La Carta 08, inspirada por la Carta 77 de la antigua Checoslovaquia, exigía una serie de reformas democráticas. No era, pues, más subversiva de lo que lo han sido otros manifiestos por la democracia liberal. Como diría Liu en su alegato ante el tribunal, «mis palabras clave para una reforma política en China son gradual, pacífica, ordenada y controlable […]. Oposición no es lo mismo que subversión». Pero el tribunal, al fin y al cabo una cuadrilla de burócratas a sueldo, lo condenó a once años de cárcel. No era la primera vez.

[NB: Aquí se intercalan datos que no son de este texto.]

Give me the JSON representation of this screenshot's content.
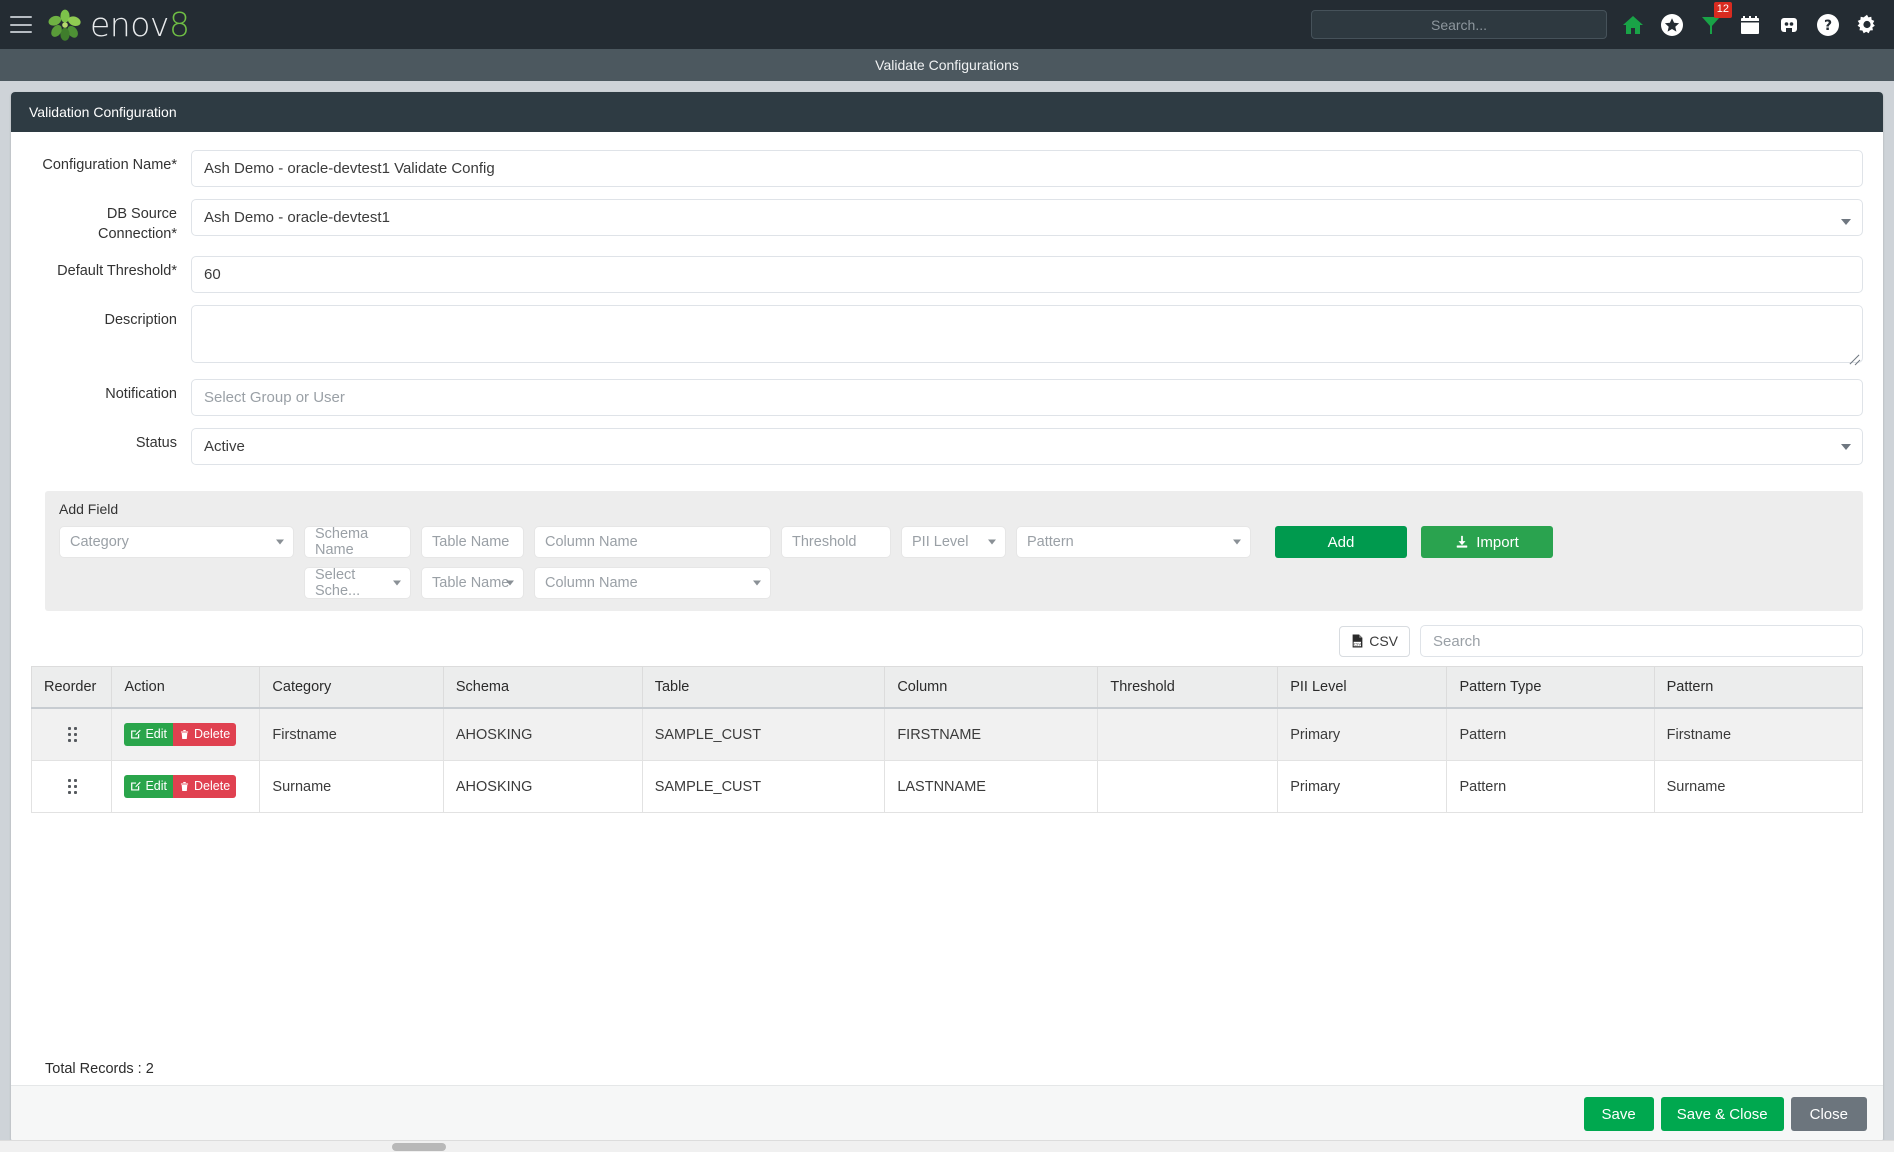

Liu XiaoboEn 1989, cuando empezaron las protestas en la plaza de Tiananmén, Liu estaba enseñando Ciencia Política en el Barnard College de Columbia. Había ido a Estados Unidos persiguiendo el sueño colectivo de tantos intelectuales transterrados: encontrar en Occidente las respuestas, todas las respuestas. Dice mucho de su buen juicio que pronto cayese en la cuenta de que las respuestas están en el fondo de cada uno de nosotros, doquiera que hayamos nacido, y sólo dependen de nuestra voluntad de buscarlas. Confiar en recetas ajenas equivalíha a «ver a un parapléjico reírse de un tetrapléjico». De Nueva York, para unirse a la movilización de los estudiantes, no volvía, pues, un académico posmoderno, sino un luchador.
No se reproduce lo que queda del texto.